Kemarin saya mendapatkan artikel yang di bagikan oleh rekan kerja.
Kurang lebih isinya seperti tulisan dibawah ini.
Seluruh pelajar di Kota Bandarlampung dijamin akan naik kelas dan lulus sekolah pada tahun 2022. Keputusan ini diambil lantaran penundaan pembelajaran tatap muka (PTM).
"Karena bentar lagi ada ujian sekolah, siswa-siswi kami jamin naik kelas semua dan lulus," kata Wali Kota Bandarlampung, Eva Dwiana, Kamis (3/2/2022).
Yah seperti itu sepotong informasi dalam artikel yang saya ingin tanggapi dalam tulisan saya.
Setelah mendapat artikel tersebut saya membaca sekilas komentar rekan kerja lain yang kurang lebih seperti ini:
"Waduh gawat"
"Yah sudah tidak pernah belajar bisa naik kelas?"
Dan lain sebagainya, intinya sebagian ada yang kurang ikhlas ketika anak didik semuanya naik kelas dan lulus sekolah.
Lalu bagaimana dengan pendapat penulis sendiri. Saya tidak berkomentar dalam grup kerja tersebut.
Saya malah merenung dan berfikir, sepertinya pendidik baik konselor dan guru perlu mencari solusi untuk bisa membuat peserta didik memiliki kesadaran diri belajar dan kemudian memiliki kebutuhan untuk belajar.
Ingin sekali saya berdiskusi bersama dengan rekan kerja yang kurang setuju dengan rekan kerja yang setuju dengan artikel tersebut.
Saya mencoba berfikir tanpa memihak rekan kerja dan peserta didik, tapi sulit untuk saya lakukan.
Keberpihakan saya kepada peserta didik sangat besar. Saya berfikir bahwa mungkin kerja keras seorang pendidik tidak mampu menyentuh nurani peserta didik. Lalu selanjutnya bagaimana.
Mungkin peserta didik juga seseorang yang tidak memiliki kesadaran belajar dan lingkungan keluarga yang mensuport mereka belajar.
Kita semua tahu ada peserta didik yang tanpa suport keluarga bisa sukses dalam belajar, tapi ada juga dan banyak yang keluarganya tidak suport dan peserta didiknya lemah atau tidak mampu untuk sadar diri pentingnya belajar.
Lalu jika memang kenyataan yang ada sang pendidik tidak mampu membuat mereka memiliki kesadaran belajar, anggaplah intinya mereka malas dan tidak hadir dalam proses belajar.

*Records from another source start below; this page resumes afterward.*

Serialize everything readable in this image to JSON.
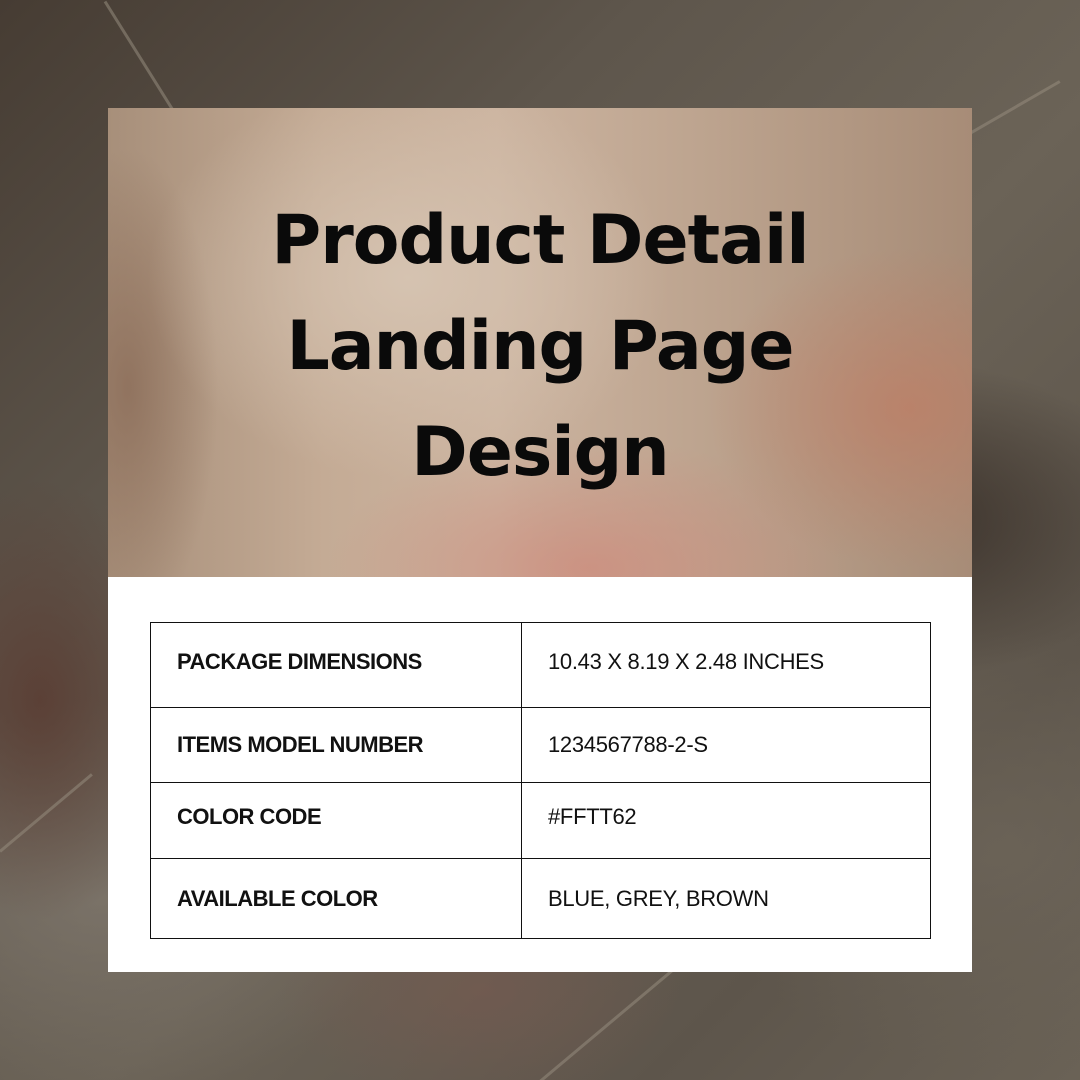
{
  "hero": {
    "title_lines": [
      "Product Detail",
      "Landing Page",
      "Design"
    ]
  },
  "specs": {
    "rows": [
      {
        "label": "PACKAGE DIMENSIONS",
        "value": "10.43 X 8.19 X 2.48 INCHES"
      },
      {
        "label": "ITEMS MODEL NUMBER",
        "value": "1234567788-2-S"
      },
      {
        "label": "COLOR CODE",
        "value": "#FFTT62"
      },
      {
        "label": "AVAILABLE COLOR",
        "value": "BLUE, GREY, BROWN"
      }
    ]
  },
  "colors": {
    "card_background": "#ffffff",
    "text": "#0a0a0a",
    "table_border": "#111111",
    "page_background": "#5a5248"
  }
}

Pertanyaanya mampukah ketidak naikan kelas membuatnya menjadi sadar kesalahan dirinya, jawabannya bisa iya bisa saja tidak. Jika misalnya sudah tidak naik kelas tidak berubah malah mengajak adik kelasnya ke aliran pemikiran mereka yang sedang ruwet, apakah pendidik mampu menjaga sang adik kelas.
Kalau ada yang bilang, tidak adil dong, tidak belajar naik kelas bisa jadi iya bisa jadi juga tidak, jawabannya, namun setidaknya, ini tidak akan memperlama kebersamaan kita dengan mereka yang malas dan enggab belajar.

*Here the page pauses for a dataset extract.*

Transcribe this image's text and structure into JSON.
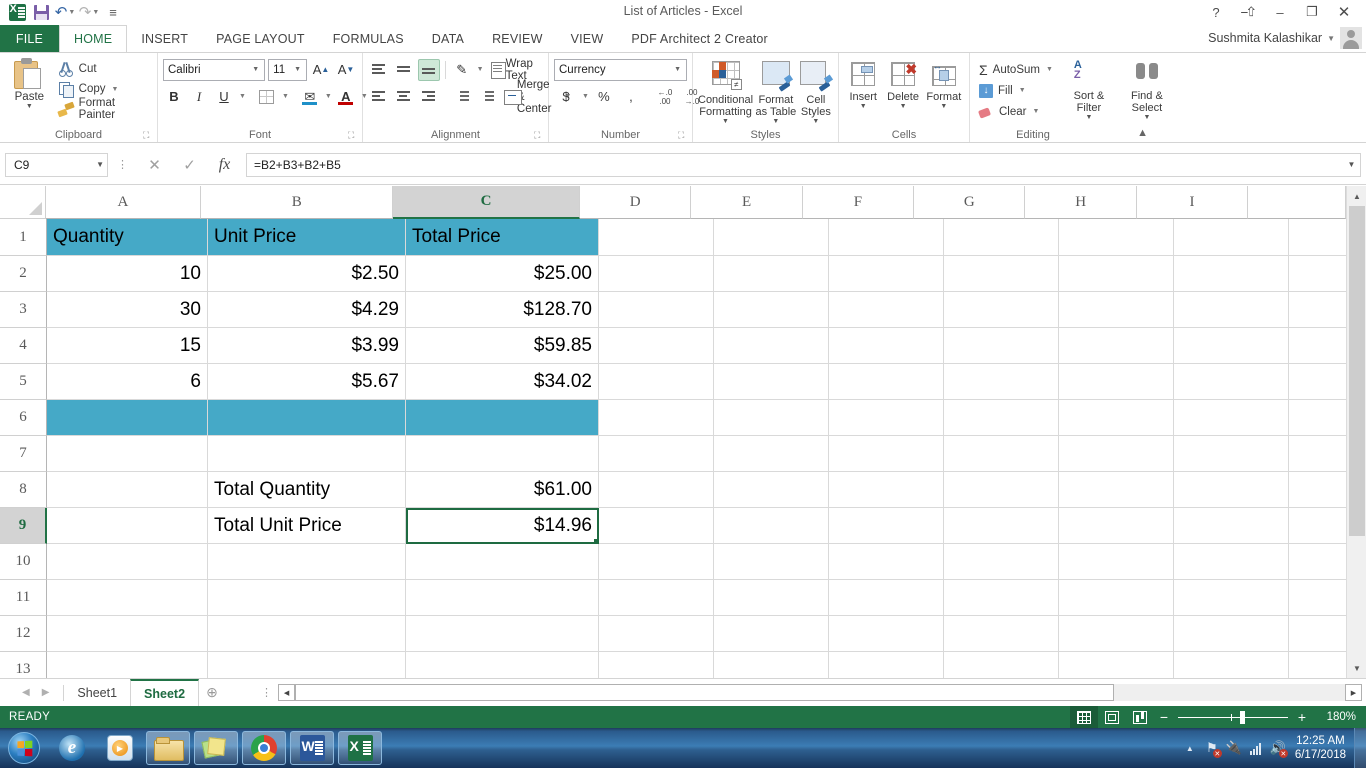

Sampai pada masanya mereka dihadapi pahit getir kehidupan tanpa ilmu. Menyesal memang akan ada di akhir sebuah perjalanan hidup
Mungkin saya perlu mendokumentasikan dan merawat hubungan dengan semua peserta didik. Biar apa.., biar yang sukses dan menjadi alumni, bisa berbagi cerita inspirasi buat peserta didik adik adik kelasnya dan untuk mereka yang belum merasa sukses atau malah hidup dalam kesengsaraan juga bisa berbagi kisah hikmah dari apa yang telah mereka lakukan dizaman mereka masih sekolah dengan malas dan abai.
Atau ada juga yang memang sudah belajar rajin dizaman dahulu namun memang tidak bisa memahami seluruh mata pelajaran dengan baik, hanya bisa fokus di satu mata pelajaran lalu setelah lulus sekolah malah tumbuh cemerlang dan hidup penuh pasion dalam belajar sehingga akhirnya sukses. Nah ini juga akan jadi narasumber keren buat adik adik sekolah, karena semua bisa kok menjadi seseorang yang baik.
Bisa bermanfaat buat orang lain, yang terpenting adalah nilai nilai keberagaman yang tercermin dalam akhlak dan adab. InSyaAllah jika semua peserta didik taat kepada aturan dalam agama
Tuhan akan menjaganya, dan kita sebagai pendidik bukanlah hakim yang bisa dengan mudah memberikan lebel buruk kepada seseorang, bisa saja saat ini seorang anak atau remaja jauh dari harapan pendidik dalam belajar, namun siapa yang tahu di akhir hayatnya ia adalah orang yang mulia di hadapanNya.
Semoga kita semua senantiasa diberikan kekuatan, keikhlasan, kesehatan dan ilmu yang diridhoi Allah sehingga dapat bekerja dengan penuh semangat dengan kondisi kehidupan saat ini.
Kondisi yang darurat, bukan kehidupan normal seperti 3 tahun yang lalu. Alhamdulillah masih diberikan kesempatan hidup, masih bisa berfikir, masih bisa bernafas, masih bisa mendengar, masih bisa berbicara, berjalan dan bergerak.
Mari kita gunakan semua aset positif yang ada dalam diri dan unit kerja kita untuk bisa melakukan kerjasama pendekatan dengan peserta didik dan orang tua wali murid, sehingga bisa meningkatkan kreatifitas diri dalam memotivasi peserta didik.
Saya yakin segala sesuatu terjadi atas ridho Allah, atas izin Nya dan Allah pastikan kita kuat menjalaninya, terus semangat teman teman pendidik.